Traditionally, only the Swamiyars of Naduvil Madhom and Munchira Madhom had the right to perform Pushpanjali to Sri Padmanabha. Even today the Ettara Yogam, the once powerful governing body of the Sree Padmanabha Swamy Temple, holds its sessions only in the presence of the Pushpanjali Swamiyar. The Kings of Travancore needed the permission of the Yogam even to adopt a new member to the royal family. In the past, if subjects of Travancore had any grievance they could raise Uthirakkura or Rudhirakkura (red flag) at the Western entrance of the Padmanabhaswamy Temple. The Swamiyar who enters through the Western entrance would take note of this and pass orders for the redressal of the grievance. People irrespective of their religion have benefitted from this system. In 1592 AD, the Christian fishermen of Rajakkamangalam were driven to Kanyakumari by Hindus. A Portuguese priest was the leader of the fishermen. He raised a red flag at the Western entrance of the Temple. The members of Ettara Yogam took action and brought back the Christian fishermen to Rajakkamangalam.

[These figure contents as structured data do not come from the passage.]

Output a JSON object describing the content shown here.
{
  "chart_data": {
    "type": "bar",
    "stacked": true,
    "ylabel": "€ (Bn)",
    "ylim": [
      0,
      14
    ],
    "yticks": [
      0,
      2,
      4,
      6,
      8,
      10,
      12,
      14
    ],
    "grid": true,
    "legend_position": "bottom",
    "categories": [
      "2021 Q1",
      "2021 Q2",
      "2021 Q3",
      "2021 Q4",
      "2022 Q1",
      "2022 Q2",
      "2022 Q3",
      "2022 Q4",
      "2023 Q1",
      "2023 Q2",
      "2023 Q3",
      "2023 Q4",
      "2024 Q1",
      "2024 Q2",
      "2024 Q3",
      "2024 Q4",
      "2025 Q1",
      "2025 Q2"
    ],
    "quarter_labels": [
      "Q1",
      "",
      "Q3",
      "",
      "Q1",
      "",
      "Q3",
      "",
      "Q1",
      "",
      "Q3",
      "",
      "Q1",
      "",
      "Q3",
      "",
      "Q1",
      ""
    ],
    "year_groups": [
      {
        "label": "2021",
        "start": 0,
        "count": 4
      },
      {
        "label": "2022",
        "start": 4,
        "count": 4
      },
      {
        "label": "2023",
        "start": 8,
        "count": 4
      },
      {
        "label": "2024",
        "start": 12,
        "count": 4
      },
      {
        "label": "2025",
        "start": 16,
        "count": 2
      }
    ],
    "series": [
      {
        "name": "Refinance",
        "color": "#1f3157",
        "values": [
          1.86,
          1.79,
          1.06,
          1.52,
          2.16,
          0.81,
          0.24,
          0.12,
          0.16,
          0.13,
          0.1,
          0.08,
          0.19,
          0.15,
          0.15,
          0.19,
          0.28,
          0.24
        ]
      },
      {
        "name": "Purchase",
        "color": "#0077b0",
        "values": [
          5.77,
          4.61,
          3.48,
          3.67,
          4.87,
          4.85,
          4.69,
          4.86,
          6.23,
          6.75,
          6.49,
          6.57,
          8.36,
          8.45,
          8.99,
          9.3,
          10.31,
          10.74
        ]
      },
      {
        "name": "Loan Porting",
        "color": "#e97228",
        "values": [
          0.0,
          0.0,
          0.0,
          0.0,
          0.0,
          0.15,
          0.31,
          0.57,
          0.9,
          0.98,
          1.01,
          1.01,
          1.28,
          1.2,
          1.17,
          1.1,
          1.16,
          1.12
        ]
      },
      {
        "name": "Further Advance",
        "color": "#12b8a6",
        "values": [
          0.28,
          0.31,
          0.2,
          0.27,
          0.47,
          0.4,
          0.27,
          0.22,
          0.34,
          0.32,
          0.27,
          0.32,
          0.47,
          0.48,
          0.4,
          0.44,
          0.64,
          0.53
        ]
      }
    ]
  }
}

== More about Naduvil Madhom ==

- Lord Parthasarathy (Krishna) is the Guardian Deity of Naduvil Madhom. Though adwaitins (non-dualists), the Swamiyars are Vaishnavas in nature.
- Only Nambuthiries from Sukapuram, Peruvanam and Irinjalakkuda having Bhattavritti and right to Agnihotram can accept sannyasa from Naduvil Madhom.
- The seniority of a Swamiyar is determined not by his age but by the number of Chaturmasya vratams he has observed.
- In the past the Madhom possessed temples and paddy fields all over Kerala. Even today the Madhom owns and manages around forty temples in the Malabar region. The famous Thiruvalathur Randu Moorthy Temple, Palakkad is one of them.

== Maravanchery Swamiyar ==

Maravanchery Thekkedathu Nilakanta Bharatikal is the current Mooppil Swamiyar of Naduvil Madhom. He was born as the son of Maravanchery Thekkedathu Chitran Nambuthiripad and Neeli Antharjanam of Pandamparampathu Mana on 14 September 1935. After leading the life of a grihastha, he accepted sannyasa on 1 July 2001 when Meppoyilathu Ashtamoorthi Bharatikal was the Mooppil Swamiyar of Naduvil Madhom. On 6 June 2002 Meppoyilathu Swamiyar attained videha mukti, and Maravanchery Swamiyar succeeded him.

Maravanchery Swamiyar was in news for strongly opposing the opening of Sree Padmanabha Swamy Temple's Vault B.